Для примера один из недавних случаев. Родители учеников одного из младших классов ополчились на одноклассника своих детей. Разумеется, не без оснований: мальчик срывал уроки, бил других детей. В итоге родители написали жалобу (традиционно в три инстанции) с просьбой изъять ребенка из класса, поскольку, как они аргументировали, действия этого ученика представляют опасность для здоровья и жизни их детей.

С другой стороны на защиту ребенка встала его мама. И у нее тоже были для этого основания: родители, как это принято в последнее время, обсуждали ситуацию в специально созданной ветке класса в WhatsApp, где очень нелицеприятно отзывались о ее сыне. Мама, увидев эту переписку, распечатала ее и обратилась к юристу. Одним словом, еще чуть-чуть – и дело дошло бы до судебного разбирательства.

Когда мы встретились с обеими сторонами конфликта, ни мама «нежелательного» мальчика, ни родители его одноклассников уже не были способны ни слушать, ни слышать друг друга.

Проблемы у ребенка, как выяснилось в ходе разбирательства, возникают

из-за его гиперактивности: после 20 минут занятий он теряет концентрацию, отвлекается от урока, отвлекает так или иначе сидящих рядом детей, а затем и весь класс. Между тем мальчик умен, более того, по уровню интеллекта опережает своих одноклассников. Учительница же в классе хоть и замечательная, но недостаточно опытная, не знает, как перенаправить его энергию в нужное русло.
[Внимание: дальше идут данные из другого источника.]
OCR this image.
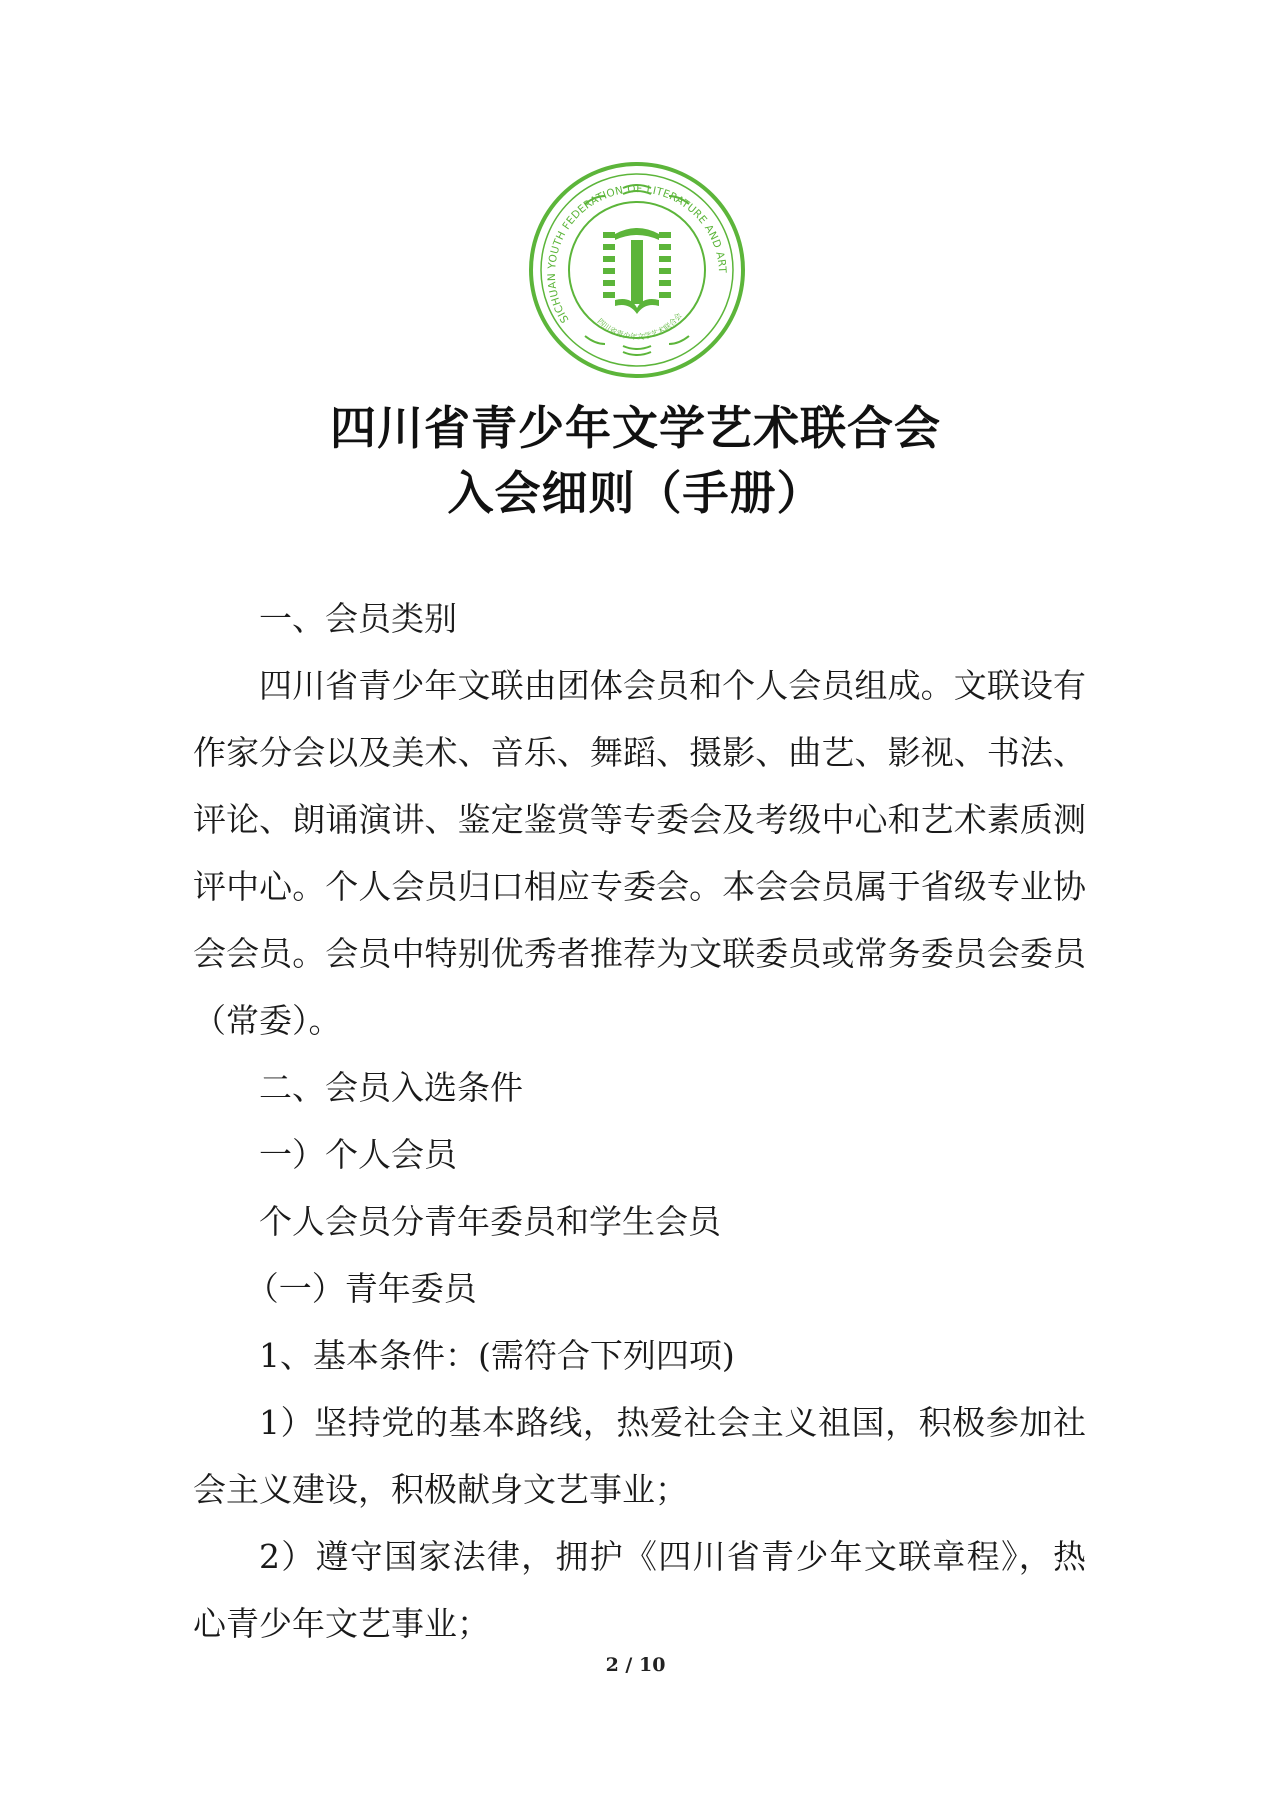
SICHUAN YOUTH FEDERATION OF LITERATURE AND ART
四川省青少年文学艺术联合会
四川省青少年文学艺术联合会
入会细则（手册）

一、会员类别

四川省青少年文联由团体会员和个人会员组成。文联设有作家分会以及美术、音乐、舞蹈、摄影、曲艺、影视、书法、评论、朗诵演讲、鉴定鉴赏等专委会及考级中心和艺术素质测评中心。个人会员归口相应专委会。本会会员属于省级专业协会会员。会员中特别优秀者推荐为文联委员或常务委员会委员（常委）。

二、会员入选条件

一）个人会员

个人会员分青年委员和学生会员

（一）青年委员

1、基本条件：(需符合下列四项)

1）坚持党的基本路线，热爱社会主义祖国，积极参加社会主义建设，积极献身文艺事业；

2）遵守国家法律，拥护《四川省青少年文联章程》，热心青少年文艺事业；

2 / 10
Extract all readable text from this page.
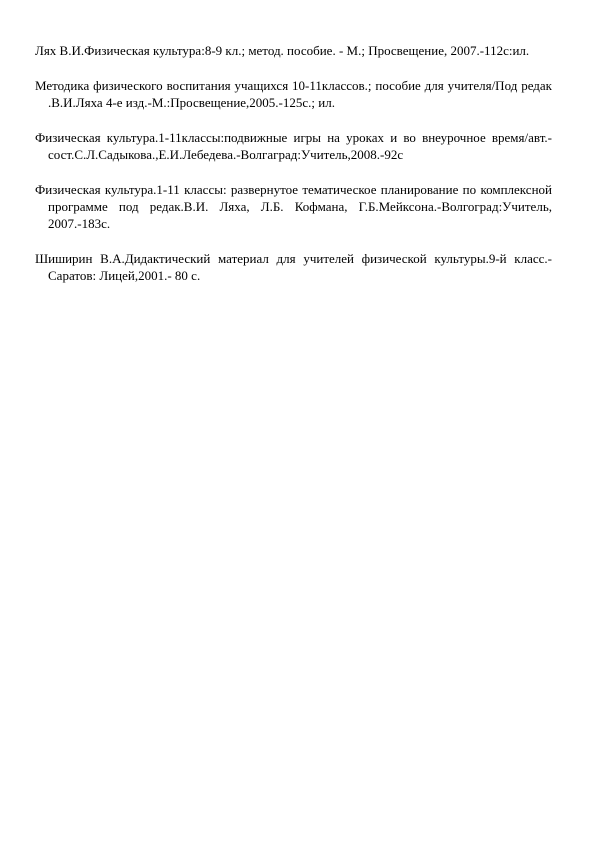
Лях В.И.Физическая культура:8-9 кл.; метод. пособие. - М.; Просвещение, 2007.-112с:ил.
Методика физического воспитания учащихся 10-11классов.; пособие для учителя/Под редак .В.И.Ляха 4-е изд.-М.:Просвещение,2005.-125с.; ил.
Физическая культура.1-11классы:подвижные игры на уроках и во внеурочное время/авт.-сост.С.Л.Садыкова.,Е.И.Лебедева.-Волгаград:Учитель,2008.-92с
Физическая культура.1-11 классы: развернутое тематическое планирование по комплексной программе под редак.В.И. Ляха, Л.Б. Кофмана, Г.Б.Мейксона.-Волгоград:Учитель, 2007.-183с.
Шиширин В.А.Дидактический материал для учителей физической культуры.9-й класс.- Саратов: Лицей,2001.- 80 с.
Переговорив с детьми, мы выяснили также, что большинство ребят принимает парня, который, скажем честно, далеко не единственный драчун в классе.

Нашей, вместе с мамой и учителем, целью в этой ситуации стало выстроить работу мальчишки так, чтобы у него не было времени на шалости и агрессию. Мама купила ему дополнительные тетрадки, по которым он занимался индивидуально, когда выполнял общее задание. Кроме того, учительница отслеживала его поведение и, как только парень начинал крутиться, быстро переключала его на иную работу – тетрадки раздать, доску протереть. После чего он вновь был готов к учебе.

Кроме того, по нашему совету мальчик приносил из дома любимые книги или настольные игры (не планшет и не смартфон!), в которые на перемене играл с одноклассниками.

В течение нескольких месяцев мы продолжаем наблюдать за ситуацией в классе, в частности, посещаем уроки, и то, что мы видим, показывает: мир восстановлен.

Драки – лишь бы не до крови?

– Я так понимаю, вы нашли наиболее идеальный выход из ситуации. А какие еще есть варианты?

– Была в нашей практике ситуация, когда мы настоятельно рекомендовали родителям перевести ребенка на домашнее обучение. Мальчик как раз из категории «с диагнозом». Ограниченные возможности здоровья проявлялись, скажем корректно, в изменениях в интеллектуальном и психоэмоциональном развитии. Мальчишка срывал уроки, его переутомление проявлялось в ярких вспышках агрессии по отношению к одноклассникам. До этого он учился в малокомплектной школе (семья переехала из глубинки), где в классе было 6–7 детей, и там ему было вполне комфортно. А вот в классе из 30 человек у ребенка начались сложности.

Изучив ситуацию, мы предложили родителям два варианта – либо сопровождать ребенка на уроки, либо перевести на домашнее обучение. Они выбрали второй вариант. Теперь мальчик в сопровождении родителей два-три раза в неделю приходит в школу, где с ним занимаются индивидуально, а также дают задания на дом, которые он в течение недели выполняет.

– Не могу не задать вопрос о видеодраках. Помните, лет пять тому назад среди школьников было популярно снимать драки, а иногда даже избиения ровесников, на видео и выкладывать в Интернет?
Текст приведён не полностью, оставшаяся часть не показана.